How we rank America's top 100 courses.

No single ranking is definitive. So we combine the three most respected ones into a transparent consensus.

The sources

  • Golf Digest — "America's 100 Greatest Golf Courses," judged by a panel of nearly 1,900 raters across seven attributes (shot values, design variety, memorability, aesthetics, conditioning, character, and ambience).
  • Golfweek — "Best Classic Courses" (built before 1960) and "Best Modern Courses" (1960 and later), judged by ~800 raters on ten criteria.
  • GOLF Magazine — "Top 100 Courses in the U.S.," updated biennially by an international panel of around 100 architecture-focused raters.

How we combine them

  1. We take each source's most recent published ranking.
  2. We assign each course a points score by inverse rank (rank 1 = 100 points, rank 100 = 1 point).
  3. We sum points across all three sources and re-rank.
  4. Ties are broken by appearance count, then by Golf Digest rank.

What we don't do

We don't run our own rater panel.

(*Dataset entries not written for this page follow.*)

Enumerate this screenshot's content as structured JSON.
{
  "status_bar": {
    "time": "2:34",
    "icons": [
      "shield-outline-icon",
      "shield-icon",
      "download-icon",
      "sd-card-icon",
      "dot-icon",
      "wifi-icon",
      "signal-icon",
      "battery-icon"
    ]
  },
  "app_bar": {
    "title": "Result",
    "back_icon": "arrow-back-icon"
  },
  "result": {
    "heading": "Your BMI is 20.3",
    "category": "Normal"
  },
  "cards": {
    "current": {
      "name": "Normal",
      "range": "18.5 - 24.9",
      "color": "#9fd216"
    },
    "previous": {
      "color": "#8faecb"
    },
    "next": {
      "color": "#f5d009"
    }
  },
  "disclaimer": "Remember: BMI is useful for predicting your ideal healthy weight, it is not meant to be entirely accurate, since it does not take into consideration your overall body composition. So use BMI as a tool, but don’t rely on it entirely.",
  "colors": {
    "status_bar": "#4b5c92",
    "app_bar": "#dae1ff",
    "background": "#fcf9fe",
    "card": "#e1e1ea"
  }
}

We don't accept payment for ranking placement. We don't move courses up or down based on traffic, advertising, or relationships.

What's in each profile

Architect, year built, access, holes/par/yardage, an ~80-word researched history, signature hole when documented, notable tournaments, official URL (or a Google search shortcut), Google Maps location, and accurate latitude/longitude for the interactive map.